With one command, apt-get, I can use the same command line to install security updates for the Ubuntu versions of Ruby, Python, Java, Lua, Perl, Tcl, PHP, Erlang, Haskell, Ocaml and whatever else I happen to use. If you have to learn a separate "pretty easy" command to get security updates for the various systems on your computer, you are screwed. I think having one or two extra routes for systems that you use heavily (you're a Ruby dev or a Java dev or something like that) is probably ok, but it's still nothing I'm thrilled about.
but then your stuck using whatever version of ruby your distro is own. If your core development is ruby, I wouldn't leave that decision to someone else.
Actually, it's generally not that hard to take an existing Debian package and update it to the latest version of whatever software you're dealing with, if you absolutely must run a particular version.

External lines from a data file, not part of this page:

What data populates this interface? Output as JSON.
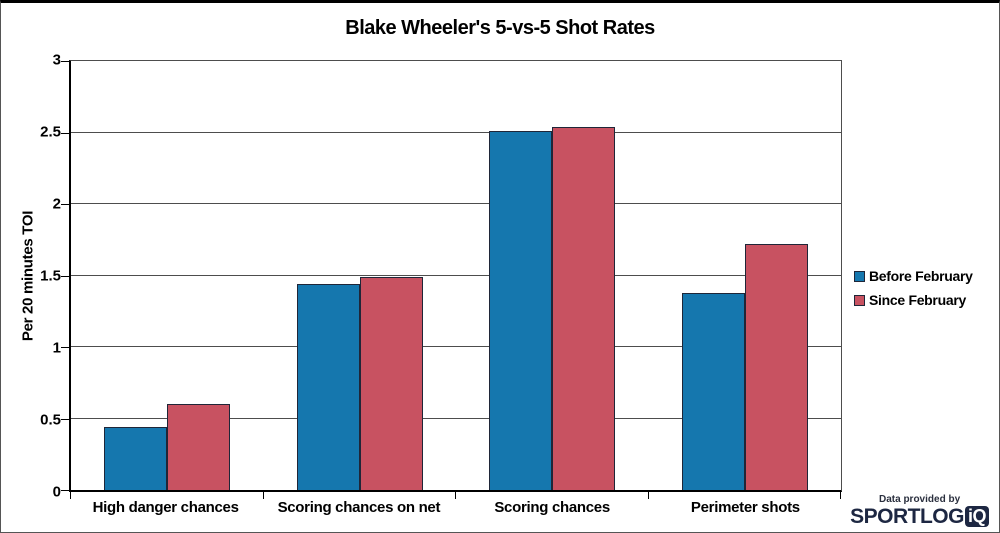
{
  "title": "Blake Wheeler's 5-vs-5 Shot Rates",
  "chart_data": {
    "type": "bar",
    "categories": [
      "High danger chances",
      "Scoring chances on net",
      "Scoring chances",
      "Perimeter shots"
    ],
    "series": [
      {
        "name": "Before February",
        "color": "#1577AE",
        "values": [
          0.44,
          1.44,
          2.51,
          1.38
        ]
      },
      {
        "name": "Since February",
        "color": "#C85261",
        "values": [
          0.6,
          1.49,
          2.54,
          1.72
        ]
      }
    ],
    "ylabel": "Per 20 minutes TOI",
    "ylim": [
      0,
      3
    ],
    "yticks": [
      0,
      0.5,
      1,
      1.5,
      2,
      2.5,
      3
    ],
    "ytick_labels": [
      "0",
      "0.5",
      "1",
      "1.5",
      "2",
      "2.5",
      "3"
    ],
    "grid": true,
    "legend_position": "right"
  },
  "footer": {
    "credit": "Data provided by",
    "logo_text": "SPORTLOG",
    "logo_badge": "iQ"
  }
}
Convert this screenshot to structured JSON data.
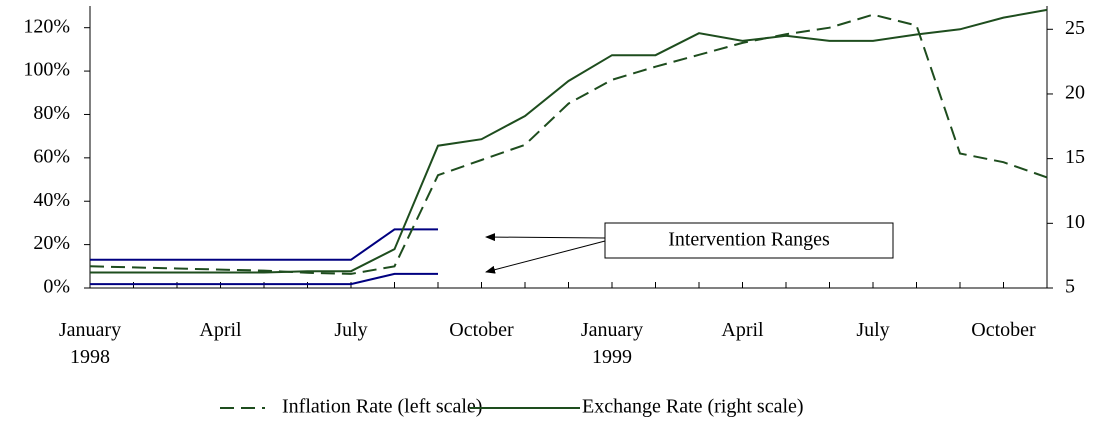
{
  "chart_data": {
    "type": "line",
    "categories": [
      "January\n1998",
      null,
      null,
      "April",
      null,
      null,
      "July",
      null,
      null,
      "October",
      null,
      null,
      "January\n1999",
      null,
      null,
      "April",
      null,
      null,
      "July",
      null,
      null,
      "October",
      null
    ],
    "ylim": [
      0,
      130
    ],
    "yticks": [
      {
        "value": 0,
        "label": "0%"
      },
      {
        "value": 20,
        "label": "20%"
      },
      {
        "value": 40,
        "label": "40%"
      },
      {
        "value": 60,
        "label": "60%"
      },
      {
        "value": 80,
        "label": "80%"
      },
      {
        "value": 100,
        "label": "100%"
      },
      {
        "value": 120,
        "label": "120%"
      }
    ],
    "y2lim": [
      5,
      26.8
    ],
    "y2ticks": [
      5,
      10,
      15,
      20,
      25
    ],
    "series": [
      {
        "name": "Inflation Rate (left scale)",
        "color": "#1e4d1e",
        "dash": true,
        "values": [
          10,
          9.5,
          9,
          8.5,
          8,
          7,
          6.5,
          10,
          52,
          59,
          66,
          85,
          96,
          102,
          107.5,
          113,
          117,
          120,
          126,
          121,
          62,
          58,
          51
        ]
      },
      {
        "name": "Exchange Rate (right scale)",
        "color": "#1e4d1e",
        "axis": "y2",
        "values": [
          6.2,
          6.2,
          6.2,
          6.2,
          6.2,
          6.3,
          6.3,
          8,
          16,
          16.5,
          18.3,
          21,
          23,
          23,
          24.7,
          24.1,
          24.5,
          24.1,
          24.1,
          24.6,
          25,
          25.9,
          26.5
        ]
      }
    ],
    "bands": [
      {
        "color": "#000080",
        "values": [
          13,
          13,
          13,
          13,
          13,
          13,
          13,
          27,
          27,
          null,
          null,
          null,
          null,
          null,
          null,
          null,
          null,
          null,
          null,
          null,
          null,
          null,
          null
        ]
      },
      {
        "color": "#000080",
        "values": [
          1.8,
          1.8,
          1.8,
          1.8,
          1.8,
          1.8,
          1.8,
          6.5,
          6.5,
          null,
          null,
          null,
          null,
          null,
          null,
          null,
          null,
          null,
          null,
          null,
          null,
          null,
          null
        ]
      }
    ],
    "annotation": "Intervention Ranges"
  }
}
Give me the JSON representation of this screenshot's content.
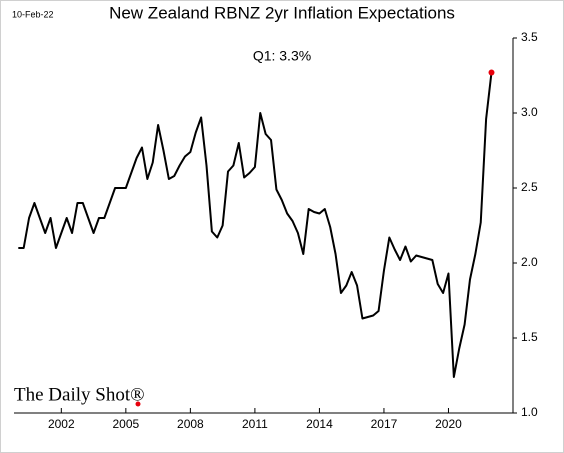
{
  "chart_data": {
    "type": "line",
    "title": "New Zealand RBNZ 2yr Inflation Expectations",
    "date_label": "10-Feb-22",
    "annotation": "Q1:  3.3%",
    "source": "The Daily Shot®",
    "x": [
      2000,
      2000.25,
      2000.5,
      2000.75,
      2001,
      2001.25,
      2001.5,
      2001.75,
      2002,
      2002.25,
      2002.5,
      2002.75,
      2003,
      2003.25,
      2003.5,
      2003.75,
      2004,
      2004.25,
      2004.5,
      2004.75,
      2005,
      2005.25,
      2005.5,
      2005.75,
      2006,
      2006.25,
      2006.5,
      2006.75,
      2007,
      2007.25,
      2007.5,
      2007.75,
      2008,
      2008.25,
      2008.5,
      2008.75,
      2009,
      2009.25,
      2009.5,
      2009.75,
      2010,
      2010.25,
      2010.5,
      2010.75,
      2011,
      2011.25,
      2011.5,
      2011.75,
      2012,
      2012.25,
      2012.5,
      2012.75,
      2013,
      2013.25,
      2013.5,
      2013.75,
      2014,
      2014.25,
      2014.5,
      2014.75,
      2015,
      2015.25,
      2015.5,
      2015.75,
      2016,
      2016.25,
      2016.5,
      2016.75,
      2017,
      2017.25,
      2017.5,
      2017.75,
      2018,
      2018.25,
      2018.5,
      2018.75,
      2019,
      2019.25,
      2019.5,
      2019.75,
      2020,
      2020.25,
      2020.5,
      2020.75,
      2021,
      2021.25,
      2021.5,
      2021.75,
      2022
    ],
    "series": [
      {
        "name": "RBNZ 2yr inflation expectations",
        "color": "#000000",
        "values": [
          2.1,
          2.1,
          2.3,
          2.4,
          2.3,
          2.2,
          2.3,
          2.1,
          2.2,
          2.3,
          2.2,
          2.4,
          2.4,
          2.3,
          2.2,
          2.3,
          2.3,
          2.4,
          2.5,
          2.5,
          2.5,
          2.6,
          2.7,
          2.77,
          2.56,
          2.67,
          2.92,
          2.75,
          2.56,
          2.58,
          2.65,
          2.71,
          2.74,
          2.87,
          2.97,
          2.65,
          2.21,
          2.17,
          2.25,
          2.61,
          2.65,
          2.8,
          2.57,
          2.6,
          2.64,
          3.0,
          2.86,
          2.82,
          2.49,
          2.42,
          2.33,
          2.28,
          2.2,
          2.06,
          2.36,
          2.34,
          2.33,
          2.36,
          2.24,
          2.06,
          1.8,
          1.85,
          1.94,
          1.85,
          1.63,
          1.64,
          1.65,
          1.68,
          1.95,
          2.17,
          2.09,
          2.02,
          2.11,
          2.01,
          2.05,
          2.04,
          2.03,
          2.02,
          1.86,
          1.8,
          1.93,
          1.24,
          1.43,
          1.59,
          1.89,
          2.06,
          2.27,
          2.96,
          3.27
        ]
      }
    ],
    "last_point_color": "#e8000b",
    "xlim": [
      1999.8,
      2023
    ],
    "xticks": [
      2002,
      2005,
      2008,
      2011,
      2014,
      2017,
      2020
    ],
    "ylim": [
      1.0,
      3.5
    ],
    "yticks": [
      {
        "value": 1.0,
        "label": "1.0"
      },
      {
        "value": 1.5,
        "label": "1.5"
      },
      {
        "value": 2.0,
        "label": "2.0"
      },
      {
        "value": 2.5,
        "label": "2.5"
      },
      {
        "value": 3.0,
        "label": "3.0"
      },
      {
        "value": 3.5,
        "label": "3.5"
      }
    ],
    "grid": false
  }
}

Also, Debian takes a lot of efforts to make different major versions run in parallel, like Ruby 1.8 and 1.9, Tcl 8.4 and 8.5 and so on.
One of the points of RVM is to allow different versions of Ruby to be installed side-by-side easily...
Also, large packages like Ruby often have a boat-load of customizations and patches applied to them that may not apply cleanly to subsequent releases of that software. Modifying a debian package to build a new version is significantly more nightmarish than the RVM install process.
Yes, once you've gone off and created your own package, you're off the upgrade train, and so it's something you ought to take very seriously.
rvm is easier than doing your own packages, certainly, but imagine if you had to use an 'easy', but different tool for everything on your systems.
Also, 'easy' it may be, but I'm not convinced of how things will work out in terms of security, whereas I have a lot of trust in Debian and Ubuntu's security teams. Time will tell, I suppose.
I think the thing here is just a perspective issue. If your focus is the tool, then you want platform agnostic. If your focus is the platform, then you want tool agnostic.
For example, if I'm a ruby developer that ends up using different platforms often (osx, debian, centos) then it's justifiable that I want to use a packaging abstraction that's platform agnostic but ruby specific.
If I'm a primarily a debian user that happens to program in ruby and a dozen other languages then I would prefer a packaging abstraction that's tool agnostic but debian specific.
exactly, you don't want to do them all with a different "easy" tool. For me, I use ruby and rails for sites, and ruby for scripting everything. Basically, ruby is my core tool. I manage my entire system with apt-get except for ruby, where I use rvm. It's worked really well for me.
Or, at work it's basically the same thing but with java and maven to manage java stuff. Java's had a similar history of butting heads with package management systems.